ECLI:NL:HR:2020:427
Hoge Raad
- Cassatie
- Rechtspraak.nl
Niet-ontvankelijkheid van het beroep in cassatie inzake de Participatiewet
In deze zaak heeft de Hoge Raad op 13 maart 2020 uitspraak gedaan over de ontvankelijkheid van een beroep in cassatie van belanghebbende, [X] te [Z], tegen een uitspraak van de Centrale Raad van Beroep van 20 september 2019. Het beroep in cassatie was gericht tegen de uitspraak van de Centrale Raad van Beroep, die op haar beurt het hoger beroep van belanghebbende tegen een eerdere uitspraak van de Rechtbank Noord-Nederland behandelde. Deze laatste uitspraak betrof een besluit van het college van burgemeester en wethouders van de gemeente Heerenveen, genomen op basis van de Participatiewet.
De Hoge Raad heeft vastgesteld dat het beroepschrift in cassatie niet tijdig was ingediend. De griffier van de Centrale Raad van Beroep had op 1 oktober 2019 een afschrift van de uitspraak aan de partijen verzonden, en de termijn voor het indienen van het beroepschrift eindigde op 12 november 2019. Het beroepschrift werd echter pas op 30 december 2019 bij de Hoge Raad ingediend, wat betekent dat het niet binnen de wettelijke termijn was ingediend.

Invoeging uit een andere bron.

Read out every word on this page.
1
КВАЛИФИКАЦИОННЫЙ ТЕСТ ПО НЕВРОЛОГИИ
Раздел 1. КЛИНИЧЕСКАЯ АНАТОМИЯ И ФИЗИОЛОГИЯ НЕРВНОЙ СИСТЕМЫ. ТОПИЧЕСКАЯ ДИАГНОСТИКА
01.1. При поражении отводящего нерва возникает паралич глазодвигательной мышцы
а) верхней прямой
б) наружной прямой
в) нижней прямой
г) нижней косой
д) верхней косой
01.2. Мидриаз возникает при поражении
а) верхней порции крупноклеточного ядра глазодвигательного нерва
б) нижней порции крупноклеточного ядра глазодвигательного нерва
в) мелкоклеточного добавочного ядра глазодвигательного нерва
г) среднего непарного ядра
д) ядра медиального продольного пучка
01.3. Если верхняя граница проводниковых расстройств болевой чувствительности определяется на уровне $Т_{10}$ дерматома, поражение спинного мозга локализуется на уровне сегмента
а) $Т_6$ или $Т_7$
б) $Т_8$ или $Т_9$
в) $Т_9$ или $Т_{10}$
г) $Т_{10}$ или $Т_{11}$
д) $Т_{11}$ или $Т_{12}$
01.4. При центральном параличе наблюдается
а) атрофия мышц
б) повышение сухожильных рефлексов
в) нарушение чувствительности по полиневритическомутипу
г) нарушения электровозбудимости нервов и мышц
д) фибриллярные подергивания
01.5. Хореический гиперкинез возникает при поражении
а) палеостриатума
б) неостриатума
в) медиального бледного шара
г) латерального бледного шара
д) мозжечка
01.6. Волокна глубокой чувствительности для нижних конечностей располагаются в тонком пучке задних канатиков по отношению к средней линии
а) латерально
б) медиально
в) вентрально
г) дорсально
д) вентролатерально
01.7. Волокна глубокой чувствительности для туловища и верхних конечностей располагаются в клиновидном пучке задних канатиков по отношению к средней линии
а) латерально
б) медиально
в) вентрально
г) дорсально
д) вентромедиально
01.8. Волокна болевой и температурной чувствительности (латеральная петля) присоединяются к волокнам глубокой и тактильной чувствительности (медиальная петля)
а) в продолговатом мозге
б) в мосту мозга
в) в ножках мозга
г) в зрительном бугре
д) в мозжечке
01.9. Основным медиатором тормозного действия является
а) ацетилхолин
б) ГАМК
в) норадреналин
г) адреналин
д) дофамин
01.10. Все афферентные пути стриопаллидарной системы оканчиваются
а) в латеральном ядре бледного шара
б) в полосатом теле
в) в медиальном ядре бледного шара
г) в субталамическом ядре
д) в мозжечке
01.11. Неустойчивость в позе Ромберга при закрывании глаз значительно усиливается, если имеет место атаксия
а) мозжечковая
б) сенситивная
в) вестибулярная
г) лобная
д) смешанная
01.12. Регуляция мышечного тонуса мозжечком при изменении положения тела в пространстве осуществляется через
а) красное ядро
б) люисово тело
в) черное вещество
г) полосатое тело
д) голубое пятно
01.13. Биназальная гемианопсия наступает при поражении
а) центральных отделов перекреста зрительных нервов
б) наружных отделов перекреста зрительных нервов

De Hoge Raad heeft belanghebbende de gelegenheid gegeven om te verklaren waarom de termijn was overschreden, maar de aangevoerde redenen werden niet als voldoende geacht om het verzuim te rechtvaardigen.
Daarom heeft de Hoge Raad het beroep in cassatie niet-ontvankelijk verklaard. Tevens is er geen aanleiding gezien voor een veroordeling in de proceskosten. Deze beslissing is openbaar uitgesproken door de raadsheer J. Wortel als voorzitter, samen met de raadsheren A.F.M.Q. Beukers-van Dooren en P.A.G.M. Cools, in aanwezigheid van de waarnemend griffier F. Treuren.